Italianos são investigados por pagar para atirar em civis durante guerra na Bósnia
Turistas teriam desembolsado até R$ 611 mil para participar de "safaris humanos" em Sarajevo, entre 1993 e 1995
CRIMES DE GUERRAA Procuradoria de Milão abriu uma investigação sobre um grupo de turistas italianos acusados de pagar até € 100 mil (cerca de R$ 611 mil) para atirar em civis e crianças durante viagens de “safari humano” em Sarajevo, no auge da Guerra da Bósnia.
De acordo com o jornal La Repubblica, as excursões teriam ocorrido entre 1993 e 1995, durante o cerco da capital bósnia. Todas as sextas-feiras, os chamados “turistas de guerra” saíam de Trieste, no nordeste da Itália, viajavam até Belgrado, na Sérvia, e seguiam por helicóptero ou por terra até as colinas de Sarajevo. Lá, recebiam armas e eram posicionados para atirar em pessoas inocentes, incluindo crianças.
As viagens custavam entre € 80 mil e € 100 mil por pessoa — com valores mais altos para quem queria atirar em crianças, segundo a reportagem. O dinheiro era repassado a milícias sérvias por meio de intermediários.
Perfil dos atiradores - As investigações apontam que os participantes eram, em sua maioria, homens entre 40 e 50 anos, empresários, médicos e mercenários de regiões como Lombardia, Piemonte e Triveneto. Todos tinham em comum a paixão por armas e a busca por experiências violentas.

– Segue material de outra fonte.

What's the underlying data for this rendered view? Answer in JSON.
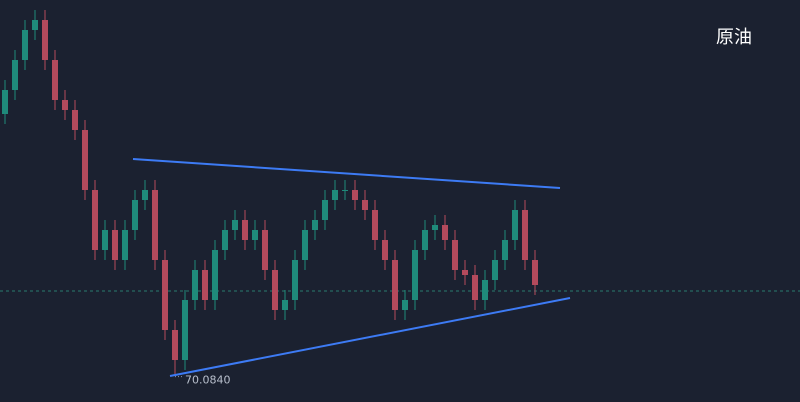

Um ex-funcionário da agência de inteligência da Bósnia relatou que o Serviço de Inteligência e Segurança Militar da Itália (Sismi) foi alertado sobre o caso em 1994. À época, a corporação teria respondido: “Descobrimos que o safari partiu de Trieste. Interrompemos e o safari não acontecerá mais.”

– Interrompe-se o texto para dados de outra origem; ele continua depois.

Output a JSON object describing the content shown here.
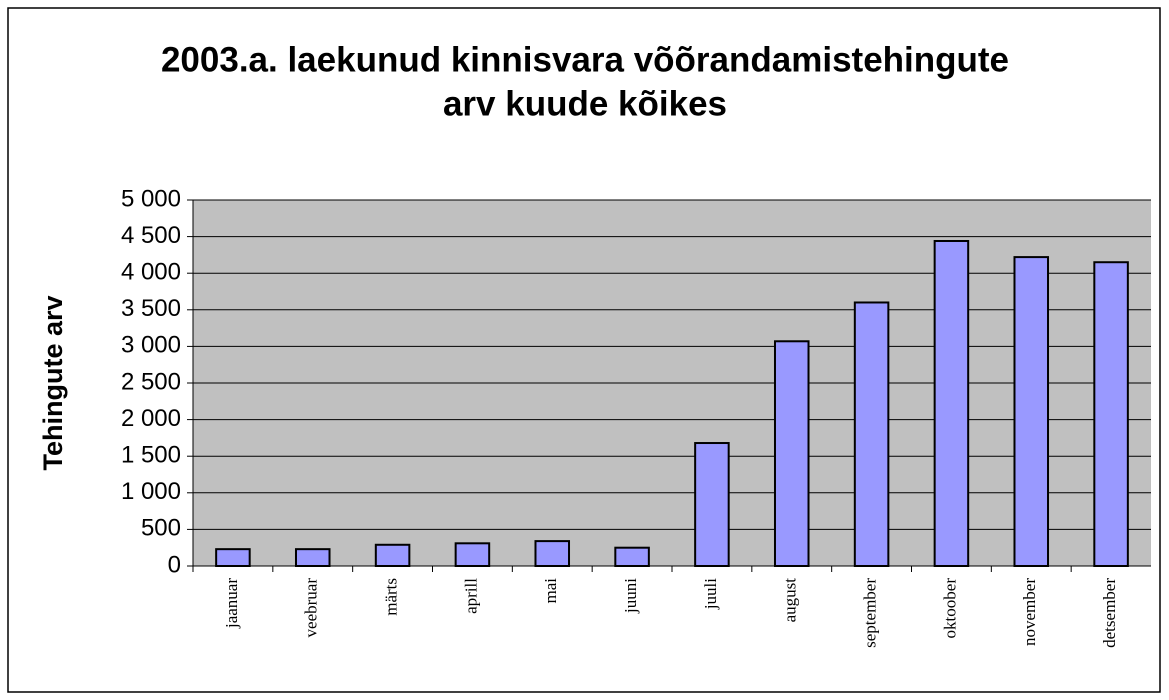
{
  "chart_data": {
    "type": "bar",
    "title": [
      "2003.a. laekunud kinnisvara võõrandamistehingute",
      "arv kuude kõikes"
    ],
    "y_label": "Tehingute arv",
    "categories": [
      "jaanuar",
      "veebruar",
      "märts",
      "aprill",
      "mai",
      "juuni",
      "juuli",
      "august",
      "september",
      "oktoober",
      "november",
      "detsember"
    ],
    "values": [
      230,
      230,
      290,
      310,
      340,
      250,
      1680,
      3070,
      3600,
      4440,
      4220,
      4150
    ],
    "color": "#9999ff",
    "ylim": [
      0,
      5000
    ],
    "yticks": [
      0,
      500,
      {
        "value": 1000,
        "label": "1 000"
      },
      {
        "value": 1500,
        "label": "1 500"
      },
      {
        "value": 2000,
        "label": "2 000"
      },
      {
        "value": 2500,
        "label": "2 500"
      },
      {
        "value": 3000,
        "label": "3 000"
      },
      {
        "value": 3500,
        "label": "3 500"
      },
      {
        "value": 4000,
        "label": "4 000"
      },
      {
        "value": 4500,
        "label": "4 500"
      },
      {
        "value": 5000,
        "label": "5 000"
      }
    ],
    "grid": true
  }
}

O caso é apurado pelo Esquadrão de Operações Especiais (ROS) dos Carabinieri, e diversas testemunhas serão convocadas — entre elas, um oficial da Eslovênia, um bombeiro e os pais de uma bebê de um ano morta no chamado “beco dos atiradores”.
O bombeiro já havia mencionado a presença de “turistas atiradores” durante o julgamento do ex-presidente da Sérvia, Slobodan Milosevic, destacando que eles usavam roupas e armas incompatíveis com o cenário da guerra.
Alguns dos suspeitos já foram identificados, incluindo um médico dono de clínica particular em Milão. Eles podem ser julgados por homicídio doloso agravado por crueldade e motivos torpes.
Documentário trouxe o caso à tona - O escândalo ganhou força após o lançamento do documentário “Sarajevo Safari”, dirigido pelo esloveno Miran Zupanic, que expôs relatos e evidências sobre o caso. As denúncias também foram reforçadas pelo escritor Ezio Gavazzeni, com apoio do advogado Nicola Brigida e do ex-juiz Guido Salvini.
O cerco de Sarajevo, entre 1992 e 1995, é considerado um dos episódios mais sangrentos da Guerra da Bósnia. Estima-se que mais de 11 mil civis foram mortos, sendo 1.601 crianças, e cerca de 60 mil pessoas ficaram feridas.